A350 (Kazakhstan) Janaozen – südlicher Teil des Dorfes (Karte)
Freitag, 3. Juli 2015
Eine Frau kommt auf mich zu. Sie ist gut dreissig Jahre alt, gut hundert Kilo schwer und trägt eine weisse Bluse mit Spitzen. Sie spricht mich an, ich kann ihre Worte nicht verstehen – die Falten auf ihrem verschwitzten Gesicht aber schon: «Was machst du da?» Was würde ich ihr sagen, wenn ich Russisch sprechen könnte? Warum fotografiere ich Kälber, die an einer ausgedienten Tankstelle stehen? Weil mir das Bild wie aus einem Mad-Max-Film vorkommt? Weil ich noch nie eine solche запра́вка gesehen habe?
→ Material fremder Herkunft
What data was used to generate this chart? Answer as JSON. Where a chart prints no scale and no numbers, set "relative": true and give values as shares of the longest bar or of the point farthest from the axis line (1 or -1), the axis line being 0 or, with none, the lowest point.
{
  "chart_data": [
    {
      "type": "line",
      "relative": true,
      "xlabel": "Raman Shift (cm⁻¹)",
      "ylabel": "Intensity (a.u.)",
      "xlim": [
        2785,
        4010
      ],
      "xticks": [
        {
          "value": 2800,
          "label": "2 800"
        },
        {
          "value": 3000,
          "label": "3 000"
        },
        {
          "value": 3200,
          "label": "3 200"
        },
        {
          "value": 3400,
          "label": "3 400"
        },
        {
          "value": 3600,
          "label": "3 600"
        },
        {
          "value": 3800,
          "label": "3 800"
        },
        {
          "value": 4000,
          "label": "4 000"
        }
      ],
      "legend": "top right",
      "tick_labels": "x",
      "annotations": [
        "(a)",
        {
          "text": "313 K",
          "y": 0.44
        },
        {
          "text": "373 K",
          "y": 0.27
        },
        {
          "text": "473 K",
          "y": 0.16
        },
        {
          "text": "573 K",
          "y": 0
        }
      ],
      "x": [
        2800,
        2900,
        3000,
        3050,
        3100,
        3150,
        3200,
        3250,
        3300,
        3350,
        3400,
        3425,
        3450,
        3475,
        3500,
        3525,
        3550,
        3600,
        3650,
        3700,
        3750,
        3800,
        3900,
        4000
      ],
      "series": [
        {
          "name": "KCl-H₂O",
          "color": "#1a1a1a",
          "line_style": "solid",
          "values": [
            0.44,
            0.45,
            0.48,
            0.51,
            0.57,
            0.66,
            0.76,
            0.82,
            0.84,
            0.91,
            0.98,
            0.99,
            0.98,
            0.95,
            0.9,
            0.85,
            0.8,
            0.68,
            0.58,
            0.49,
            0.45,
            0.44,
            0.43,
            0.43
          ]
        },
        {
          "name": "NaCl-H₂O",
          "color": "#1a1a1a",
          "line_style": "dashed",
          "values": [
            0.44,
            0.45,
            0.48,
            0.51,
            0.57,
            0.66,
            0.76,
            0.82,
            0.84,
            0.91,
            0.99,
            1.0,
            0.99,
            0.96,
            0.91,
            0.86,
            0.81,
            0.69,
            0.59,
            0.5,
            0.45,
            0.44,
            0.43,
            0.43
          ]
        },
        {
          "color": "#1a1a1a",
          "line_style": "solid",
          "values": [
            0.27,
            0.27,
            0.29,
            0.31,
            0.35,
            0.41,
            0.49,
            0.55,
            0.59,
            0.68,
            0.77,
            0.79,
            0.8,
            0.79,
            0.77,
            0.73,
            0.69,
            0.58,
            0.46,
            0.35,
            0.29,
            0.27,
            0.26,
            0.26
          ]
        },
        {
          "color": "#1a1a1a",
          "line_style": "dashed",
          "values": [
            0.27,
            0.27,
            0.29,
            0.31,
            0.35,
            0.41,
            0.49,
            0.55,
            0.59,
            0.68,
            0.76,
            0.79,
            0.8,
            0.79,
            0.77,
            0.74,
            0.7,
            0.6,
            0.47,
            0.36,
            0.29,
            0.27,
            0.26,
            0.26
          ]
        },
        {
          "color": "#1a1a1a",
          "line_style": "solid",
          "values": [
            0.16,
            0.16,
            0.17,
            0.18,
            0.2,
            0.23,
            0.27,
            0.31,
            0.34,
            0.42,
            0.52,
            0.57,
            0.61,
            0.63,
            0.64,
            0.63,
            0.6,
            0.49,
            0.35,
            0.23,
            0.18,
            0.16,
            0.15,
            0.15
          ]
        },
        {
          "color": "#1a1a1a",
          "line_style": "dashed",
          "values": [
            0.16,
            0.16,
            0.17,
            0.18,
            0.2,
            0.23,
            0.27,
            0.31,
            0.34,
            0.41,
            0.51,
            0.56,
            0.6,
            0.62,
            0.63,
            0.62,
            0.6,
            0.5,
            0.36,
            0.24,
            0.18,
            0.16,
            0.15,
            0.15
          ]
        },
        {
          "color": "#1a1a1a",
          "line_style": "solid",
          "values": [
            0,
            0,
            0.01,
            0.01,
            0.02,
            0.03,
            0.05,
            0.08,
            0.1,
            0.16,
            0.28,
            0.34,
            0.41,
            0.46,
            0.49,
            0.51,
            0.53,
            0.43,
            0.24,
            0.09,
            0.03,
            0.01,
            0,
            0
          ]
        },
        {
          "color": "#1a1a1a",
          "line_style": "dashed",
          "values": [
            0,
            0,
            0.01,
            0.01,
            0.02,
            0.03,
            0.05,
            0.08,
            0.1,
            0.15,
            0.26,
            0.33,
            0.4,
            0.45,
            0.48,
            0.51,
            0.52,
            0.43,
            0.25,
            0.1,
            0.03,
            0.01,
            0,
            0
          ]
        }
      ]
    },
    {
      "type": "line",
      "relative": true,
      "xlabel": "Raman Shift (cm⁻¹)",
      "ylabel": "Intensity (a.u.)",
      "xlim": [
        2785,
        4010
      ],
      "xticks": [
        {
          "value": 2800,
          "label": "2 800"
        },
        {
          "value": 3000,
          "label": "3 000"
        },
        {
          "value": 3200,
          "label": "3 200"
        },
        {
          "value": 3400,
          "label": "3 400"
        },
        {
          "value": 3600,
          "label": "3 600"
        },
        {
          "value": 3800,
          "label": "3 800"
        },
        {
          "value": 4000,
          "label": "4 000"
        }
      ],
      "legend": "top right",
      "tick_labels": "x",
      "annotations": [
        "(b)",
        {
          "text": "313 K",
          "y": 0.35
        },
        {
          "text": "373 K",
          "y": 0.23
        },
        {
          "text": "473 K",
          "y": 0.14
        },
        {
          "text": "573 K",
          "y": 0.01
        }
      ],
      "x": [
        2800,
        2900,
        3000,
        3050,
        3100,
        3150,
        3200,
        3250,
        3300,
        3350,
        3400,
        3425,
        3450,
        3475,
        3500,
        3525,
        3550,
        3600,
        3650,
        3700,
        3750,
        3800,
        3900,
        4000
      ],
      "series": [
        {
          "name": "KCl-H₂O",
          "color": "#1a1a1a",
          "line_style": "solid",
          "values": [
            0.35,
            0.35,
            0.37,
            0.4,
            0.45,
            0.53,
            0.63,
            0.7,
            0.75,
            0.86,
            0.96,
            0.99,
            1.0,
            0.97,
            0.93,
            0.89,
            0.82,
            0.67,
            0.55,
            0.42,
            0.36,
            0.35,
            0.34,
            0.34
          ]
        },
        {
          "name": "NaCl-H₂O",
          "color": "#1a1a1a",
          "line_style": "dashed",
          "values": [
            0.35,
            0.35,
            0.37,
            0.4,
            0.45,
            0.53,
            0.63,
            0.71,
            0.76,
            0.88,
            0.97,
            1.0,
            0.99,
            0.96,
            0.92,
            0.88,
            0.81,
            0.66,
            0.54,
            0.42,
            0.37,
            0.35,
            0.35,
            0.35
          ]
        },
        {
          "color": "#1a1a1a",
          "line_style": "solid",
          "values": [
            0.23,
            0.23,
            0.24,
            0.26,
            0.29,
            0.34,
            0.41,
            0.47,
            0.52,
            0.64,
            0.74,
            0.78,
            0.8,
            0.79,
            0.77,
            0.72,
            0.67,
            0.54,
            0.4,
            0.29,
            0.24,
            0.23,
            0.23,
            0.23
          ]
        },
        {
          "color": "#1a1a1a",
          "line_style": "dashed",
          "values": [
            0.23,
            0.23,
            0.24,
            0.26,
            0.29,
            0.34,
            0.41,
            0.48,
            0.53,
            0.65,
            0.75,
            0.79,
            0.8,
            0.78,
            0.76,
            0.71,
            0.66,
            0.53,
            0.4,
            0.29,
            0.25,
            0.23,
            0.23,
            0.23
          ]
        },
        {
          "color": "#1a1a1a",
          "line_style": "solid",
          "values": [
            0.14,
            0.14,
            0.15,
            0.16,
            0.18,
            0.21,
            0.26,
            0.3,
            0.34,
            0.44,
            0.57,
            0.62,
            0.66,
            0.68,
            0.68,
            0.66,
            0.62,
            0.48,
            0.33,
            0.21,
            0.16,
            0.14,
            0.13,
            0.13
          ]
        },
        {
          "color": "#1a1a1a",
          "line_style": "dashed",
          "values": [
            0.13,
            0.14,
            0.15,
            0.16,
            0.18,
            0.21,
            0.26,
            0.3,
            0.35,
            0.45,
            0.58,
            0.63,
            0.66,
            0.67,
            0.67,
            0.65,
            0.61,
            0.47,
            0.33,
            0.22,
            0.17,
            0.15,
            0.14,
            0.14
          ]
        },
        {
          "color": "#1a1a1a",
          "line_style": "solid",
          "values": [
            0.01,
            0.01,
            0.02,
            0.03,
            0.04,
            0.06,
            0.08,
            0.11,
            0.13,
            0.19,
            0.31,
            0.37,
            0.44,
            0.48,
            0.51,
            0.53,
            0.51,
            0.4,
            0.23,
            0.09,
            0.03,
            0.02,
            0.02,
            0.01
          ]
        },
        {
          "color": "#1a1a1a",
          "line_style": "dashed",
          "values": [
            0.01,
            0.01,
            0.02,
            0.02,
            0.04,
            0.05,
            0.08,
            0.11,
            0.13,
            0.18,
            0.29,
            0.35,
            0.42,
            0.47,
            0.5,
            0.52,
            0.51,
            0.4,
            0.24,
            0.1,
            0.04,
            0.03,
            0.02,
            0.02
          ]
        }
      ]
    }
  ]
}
Weil mich die Szene an den Stall von Bethlehem erinnert und ich mir die Krippe mit dem Jesuskind neben der Zapfsäule vorstelle? Weil mich die Vorstellung erheitert, dass aus dem rostigen Hahn Spiritus sanctus tropfen könnte? Weil mir die träge Selbstverständlichkeit der Kälber so gut zu diesem Ort erloschener Mobilität zu passen scheint? Weil es mich amüsiert, die Begriffe «Mästen» und «Auftanken» gegeneinander abzuwägen? Gäbe es eine Antwort, die sie nachvollziehen könnte? Ich kann kein Russisch. Sie zuckt die Schultern. Wir lächeln beide. Sie geht davon. Keine Sprache zu haben, kann auch eine Freiheit sein. Aber ist es die Freiheit des Fremden, des Narren – oder die des Kalbs, das nicht zu erklären braucht, warum es an einer Tankstelle steht.